Description of problem: In recent builds of 4.6, baremetal IPI installs have been failing due to issues with the DHCP-assigned IP changing. It looks like this is because the dhclient binary is missing, which causes the mechanism used to ensure consistent IPs between dracut and NetworkManager to break. Oddly, the dhcp-client package appears to be installed: # rpm -ql dhcp-client | grep sbin /usr/sbin/dhclient /usr/sbin/dhclient-script However, those files don't actually exist: # /usr/sbin/dhclient bash: /usr/sbin/dhclient: No such file or directory How reproducible: Always Steps to Reproduce: 1. Attempt to deploy baremetal IPI. Actual results: Nodes get a different IP address after their initial reboot, which breaks OpenShift service configuration. Expected results: Nodes get same IP after reboot. Additional info: This problem is not present in a current 4.5 image.

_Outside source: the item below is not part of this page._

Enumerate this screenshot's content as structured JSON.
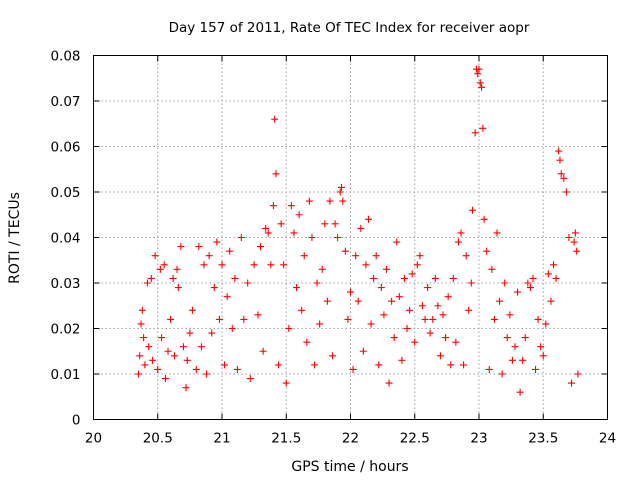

We switched to dhcp=internal with RHEL 8.2. See also https://bugzilla.redhat.com/show_bug.cgi?id=1204226 This also came up with https://bugzilla.redhat.com/show_bug.cgi?id=1800901 What are you doing with dhclient?
Oh, you're saying we get a different IP address in the initramfs versus the real root? This reminds me of https://github.com/coreos/fedora-coreos-config/pull/82
I believe that was the motivation for us to use dhclient, yeah. It didn't break us to have different addresses, but it was a bit confusing and wasted addresses in the deployer environment. I think the problem now is that we still force dhclient, so before pivot we use that client, then after the pivot we end up with internal and get a different address. That does break us, at least on IPv6.
Ahhh right, we're pivoting from 4.5 bootimages still. OK so this one should be fixed when we update the pinned RHCOS in the installer.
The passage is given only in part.